Michelle Gross posted a few days ago about Barbara
Schneider "cowering in fear" as she was shot by police,
conveniently forgetting that the woman was actually
holding a knife and lunging at the officers.
My response:
I appreciate that people with bipolar disorder can present
a problem for the police or anyone else who has to deal with
them. But I can't understand why you would characterize a
psychotic response as whining or an attempt to get out of
screwups.
[Mark Anderson]
Shawn Lewis posted today a broadside by CUAPB telling us to
call the jail, and to be impolite and abusive to whoever
answers the phone.
[Me]
The usual request from CUAPB mailings in situations like
this is to be "polite but firm." When I've called the jail,
the people who answered the phone haven't been even vaguely
nice or pleasant or polite, any my attempts at Minnesota
Nice have become downright farcical. In this context, I
read "no need to be nice or pleasant" as meaning "Just say
what you have to say and don't worry about the Minnesota
Nice farce," rather than a suggestion to be abusive.
[Mark Anderson]
You state that the good cops in Mpls hate to see brutality
as much as anybody. It makes good sense that that should
be the case, because every cop gets smeared when any cop
starts thumping. But I don't see the good cops doing anything
about it. There is still the code that police have that won't
allow them to speak out against bad cops. As long as the code
exists, we can change police chiefs all we want, and the
community could wail about injustice all it wants, but
still brutality won't go away. It's too hard to get
convictions of
the bad cops when all the good cops defend them. Somehow the
guys on the force have to figure out a way to throw out the
bad apples. Maybe the Police Federation needs to do their
own investigation of each incident, and decline to defend those
that are truly thumpers. I don't see how we'll solve the problem
unless the cop on the street gets involved.
[Me]
Now here I agree with you completely.
Doctors can be good people or bad people. Some of them
are very good at what they do and some are bad. But there
seems to be an understanding among doctors that they need
to have a standard of ethics that applies to all of them.

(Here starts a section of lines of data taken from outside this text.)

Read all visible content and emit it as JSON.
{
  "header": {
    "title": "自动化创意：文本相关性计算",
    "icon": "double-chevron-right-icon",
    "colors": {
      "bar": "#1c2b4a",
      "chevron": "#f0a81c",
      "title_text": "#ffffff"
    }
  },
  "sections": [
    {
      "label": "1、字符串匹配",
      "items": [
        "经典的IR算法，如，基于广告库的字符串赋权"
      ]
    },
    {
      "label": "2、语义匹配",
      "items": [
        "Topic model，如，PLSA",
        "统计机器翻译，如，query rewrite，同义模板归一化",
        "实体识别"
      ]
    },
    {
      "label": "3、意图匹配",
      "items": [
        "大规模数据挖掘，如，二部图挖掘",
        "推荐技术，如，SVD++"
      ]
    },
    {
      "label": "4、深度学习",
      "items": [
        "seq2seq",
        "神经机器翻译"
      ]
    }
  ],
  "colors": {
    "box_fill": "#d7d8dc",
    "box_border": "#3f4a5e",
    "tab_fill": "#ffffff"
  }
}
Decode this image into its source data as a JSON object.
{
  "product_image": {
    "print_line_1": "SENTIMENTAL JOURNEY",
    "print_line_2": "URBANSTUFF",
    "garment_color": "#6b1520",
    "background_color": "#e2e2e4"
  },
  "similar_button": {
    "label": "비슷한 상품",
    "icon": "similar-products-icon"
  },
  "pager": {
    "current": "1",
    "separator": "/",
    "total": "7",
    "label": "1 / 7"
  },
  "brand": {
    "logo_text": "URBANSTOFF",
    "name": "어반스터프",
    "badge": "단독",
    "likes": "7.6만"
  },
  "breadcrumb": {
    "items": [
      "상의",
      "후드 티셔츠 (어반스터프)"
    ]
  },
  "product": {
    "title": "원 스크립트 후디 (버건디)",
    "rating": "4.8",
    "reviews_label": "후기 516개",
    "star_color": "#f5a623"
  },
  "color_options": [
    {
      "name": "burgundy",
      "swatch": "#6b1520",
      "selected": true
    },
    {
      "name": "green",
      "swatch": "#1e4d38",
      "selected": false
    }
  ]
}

I don't think that doctors are inherently good or ethical
people, but they understand that it's in their interest as a
profession to have some uniform standards of behavior.
This is something I truly don't understand about police.
Like doctors, they can be good people or bad people. They
can be good at what they do or bad. But the police don't
seem to believe that consistent, well-enforced standards of
ethics would benefit their profession rather than harm it.